I'm learning spark2.1.0, and I'm now writing spark WordCount on eclipse.
My spark in running on remote machine and its name is c1. The master is spark://c1:7077
My file is on hadoop2.3.7. The input file is on hdfs://c1:9000/tmp/README.md
This is my code:
import java.util.Arrays;
import org.apache.spark.SparkConf;
import org.apache.spark.api.java.JavaPairRDD;
import org.apache.spark.api.java.JavaRDD;
import org.apache.spark.api.java.JavaSparkContext;
import scala.Tuple2;
public class WordCount {
public static void main(String[] args) {
String input = "hdfs://c1:9000/tmp/README.md";
String output = "hdfs://c1:9000/tmp/output";
SparkConf conf = new SparkConf().setAppName("Word Count").setMaster("spark://c1:7077");
JavaSparkContext sc = new JavaSparkContext(conf);
JavaRDD<String> textFile = sc.textFile(input);
JavaPairRDD<String, Integer> counts = textFile
.flatMap(s -> Arrays.asList(s.split(" ")).iterator())

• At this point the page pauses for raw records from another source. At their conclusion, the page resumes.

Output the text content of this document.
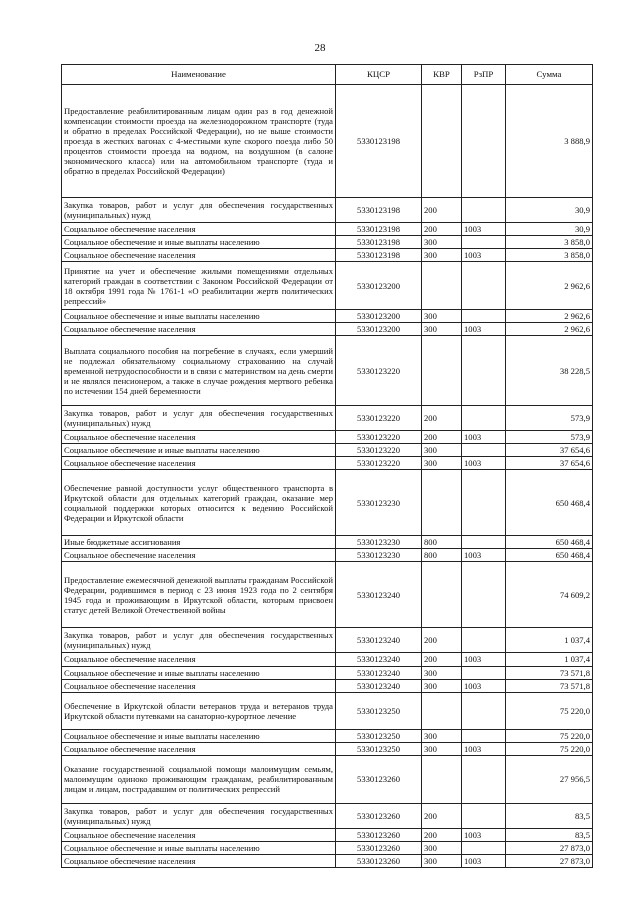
28
Наименование	КЦСР	КВР	РзПР	Сумма
Предоставление реабилитированным лицам один раз в год денежной компенсации стоимости проезда на железнодорожном транспорте (туда и обратно в пределах Российской Федерации), но не выше стоимости проезда в жестких вагонах с 4-местными купе скорого поезда либо 50 процентов стоимости проезда на водном, на воздушном (в салоне экономического класса) или на автомобильном транспорте (туда и обратно в пределах Российской Федерации)	5330123198			3 888,9
Закупка товаров, работ и услуг для обеспечения государственных (муниципальных) нужд	5330123198	200		30,9
Социальное обеспечение населения	5330123198	200	1003	30,9
Социальное обеспечение и иные выплаты населению	5330123198	300		3 858,0
Социальное обеспечение населения	5330123198	300	1003	3 858,0
Принятие на учет и обеспечение жилыми помещениями отдельных категорий граждан в соответствии с Законом Российской Федерации от 18 октября 1991 года № 1761-1 «О реабилитации жертв политических репрессий»	5330123200			2 962,6
Социальное обеспечение и иные выплаты населению	5330123200	300		2 962,6
Социальное обеспечение населения	5330123200	300	1003	2 962,6
Выплата социального пособия на погребение в случаях, если умерший не подлежал обязательному социальному страхованию на случай временной нетрудоспособности и в связи с материнством на день смерти и не являлся пенсионером, а также в случае рождения мертвого ребенка по истечении 154 дней беременности	5330123220			38 228,5
Закупка товаров, работ и услуг для обеспечения государственных (муниципальных) нужд	5330123220	200		573,9
Социальное обеспечение населения	5330123220	200	1003	573,9
Социальное обеспечение и иные выплаты населению	5330123220	300		37 654,6
Социальное обеспечение населения	5330123220	300	1003	37 654,6
Обеспечение равной доступности услуг общественного транспорта в Иркутской области для отдельных категорий граждан, оказание мер социальной поддержки которых относится к ведению Российской Федерации и Иркутской области	5330123230			650 468,4
Иные бюджетные ассигнования	5330123230	800		650 468,4
Социальное обеспечение населения	5330123230	800	1003	650 468,4
Предоставление ежемесячной денежной выплаты гражданам Российской Федерации, родившимся в период с 23 июня 1923 года по 2 сентября 1945 года и проживающим в Иркутской области, которым присвоен статус детей Великой Отечественной войны	5330123240			74 609,2
Закупка товаров, работ и услуг для обеспечения государственных (муниципальных) нужд	5330123240	200		1 037,4
Социальное обеспечение населения	5330123240	200	1003	1 037,4
Социальное обеспечение и иные выплаты населению	5330123240	300		73 571,8
Социальное обеспечение населения	5330123240	300	1003	73 571,8
Обеспечение в Иркутской области ветеранов труда и ветеранов труда Иркутской области путевками на санаторно-курортное лечение	5330123250			75 220,0
Социальное обеспечение и иные выплаты населению	5330123250	300		75 220,0
Социальное обеспечение населения	5330123250	300	1003	75 220,0
Оказание государственной социальной помощи малоимущим семьям, малоимущим одиноко проживающим гражданам, реабилитированным лицам и лицам, пострадавшим от политических репрессий	5330123260			27 956,5
Закупка товаров, работ и услуг для обеспечения государственных (муниципальных) нужд	5330123260	200		83,5
Социальное обеспечение населения	5330123260	200	1003	83,5
Социальное обеспечение и иные выплаты населению	5330123260	300		27 873,0
Социальное обеспечение населения	5330123260	300	1003	27 873,0
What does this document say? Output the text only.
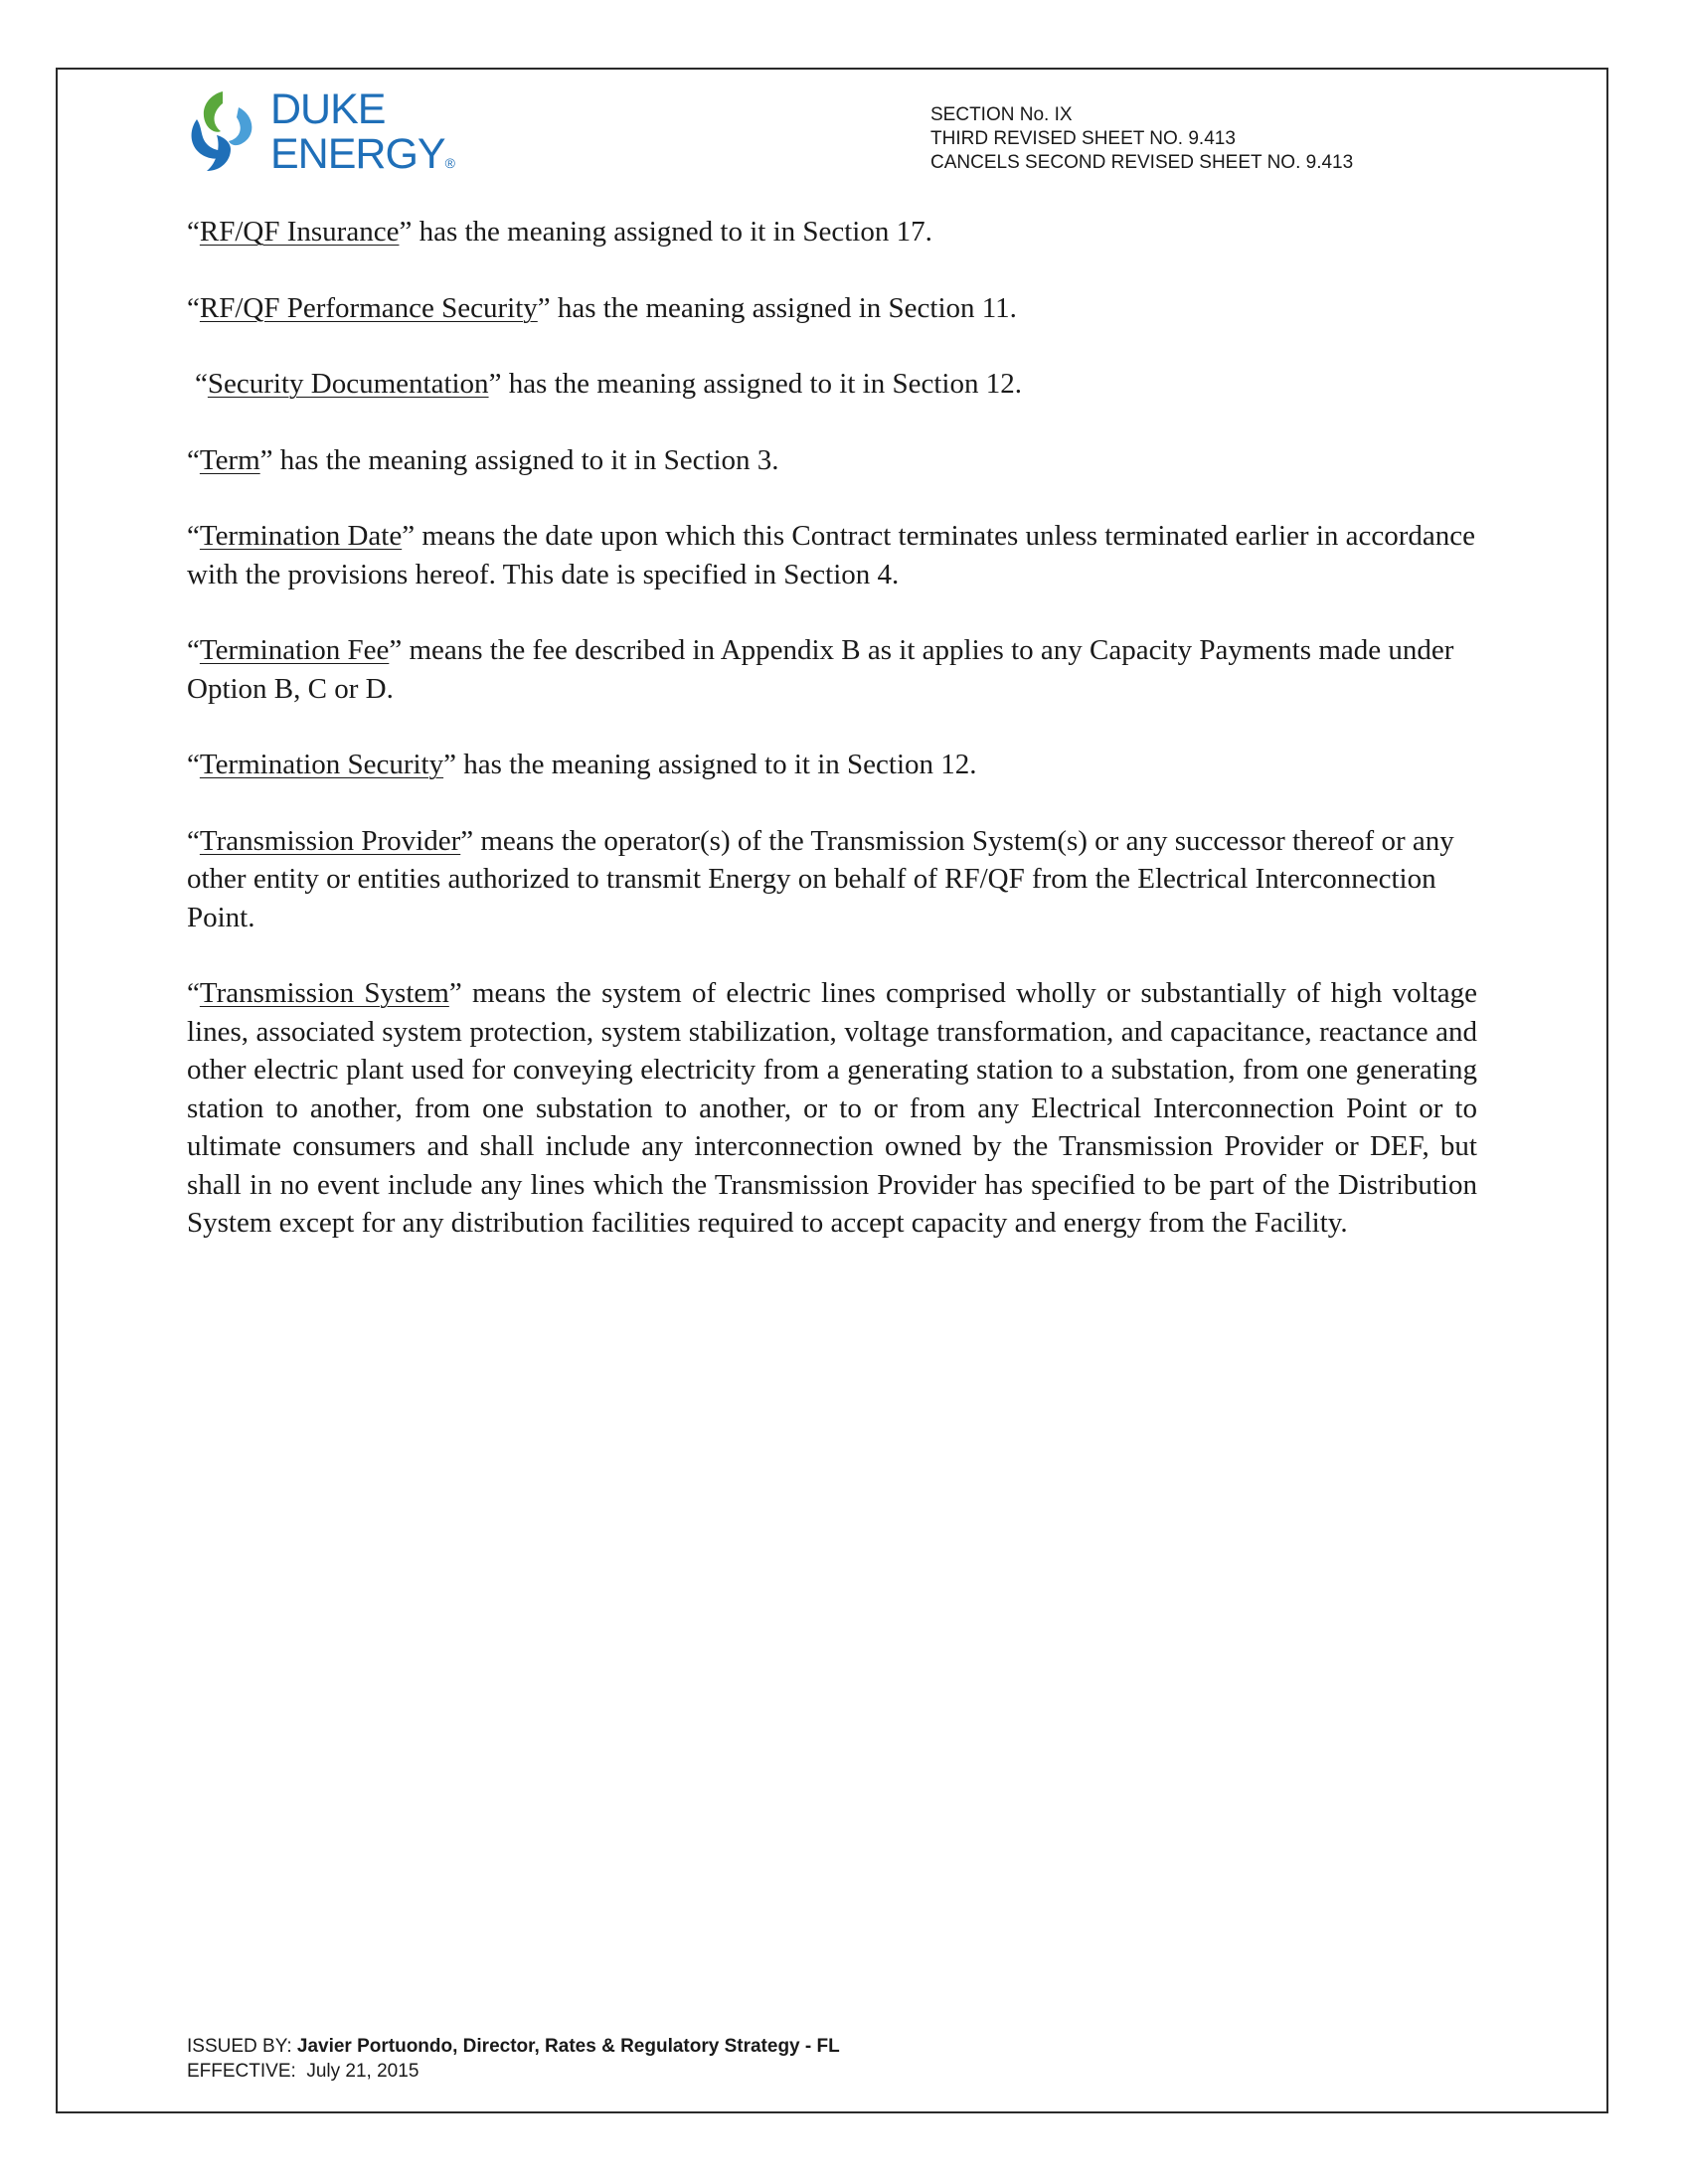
DUKE
ENERGY®
SECTION No. IX
THIRD REVISED SHEET NO. 9.413
CANCELS SECOND REVISED SHEET NO. 9.413

“RF/QF Insurance” has the meaning assigned to it in Section 17.

“RF/QF Performance Security” has the meaning assigned in Section 11.

“Security Documentation” has the meaning assigned to it in Section 12.

“Term” has the meaning assigned to it in Section 3.

“Termination Date” means the date upon which this Contract terminates unless terminated earlier in accordance with the provisions hereof. This date is specified in Section 4.

“Termination Fee” means the fee described in Appendix B as it applies to any Capacity Payments made under Option B, C or D.

“Termination Security” has the meaning assigned to it in Section 12.

“Transmission Provider” means the operator(s) of the Transmission System(s) or any successor thereof or any other entity or entities authorized to transmit Energy on behalf of RF/QF from the Electrical Interconnection Point.

“Transmission System” means the system of electric lines comprised wholly or substantially of high voltage lines, associated system protection, system stabilization, voltage transformation, and capacitance, reactance and other electric plant used for conveying electricity from a generating station to a substation, from one generating station to another, from one substation to another, or to or from any Electrical Interconnection Point or to ultimate consumers and shall include any interconnection owned by the Transmission Provider or DEF, but shall in no event include any lines which the Transmission Provider has specified to be part of the Distribution System except for any distribution facilities required to accept capacity and energy from the Facility.

ISSUED BY: Javier Portuondo, Director, Rates & Regulatory Strategy - FL
EFFECTIVE:  July 21, 2015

.mapToPair(word -> new Tuple2<>(word, 1))
.reduceByKey((a, b) -> a + b);
counts.saveAsTextFile(output);
sc.close();
}
}
When I run it on my eclipse, I encountered the problem.
17/03/12 22:25:50 WARN TaskSetManager: Lost task 0.0 in stage 0.0 (TID 0, 192.168.122.2, executor 1): java.lang.ClassCastException: cannot assign instance of java.lang.invoke.SerializedLambda to field org.apache.spark.api.java.JavaRDDLike$$anonfun$fn$1$1.f$3 of type org.apache.spark.api.java.function.FlatMapFunction in instance of org.apache.spark.api.java.JavaRDDLike$$anonfun$fn$1$1
at java.io.ObjectStreamClass$FieldReflector.setObjFieldValues(ObjectStreamClass.java:2133)
at java.io.ObjectStreamClass.setObjFieldValues(ObjectStreamClass.java:1305)
at java.io.ObjectInputStream.defaultReadFields(ObjectInputStream.java:2237)
at java.io.ObjectInputStream.readSerialData(ObjectInputStream.java:2155)
at java.io.ObjectInputStream.readOrdinaryObject(ObjectInputStream.java:2013)
at java.io.ObjectInputStream.readObject0(ObjectInputStream.java:1535)
at java.io.ObjectInputStream.defaultReadFields(ObjectInputStream.java:2231)
at java.io.ObjectInputStream.readSerialData(ObjectInputStream.java:2155)
at java.io.ObjectInputStream.readOrdinaryObject(ObjectInputStream.java:2013)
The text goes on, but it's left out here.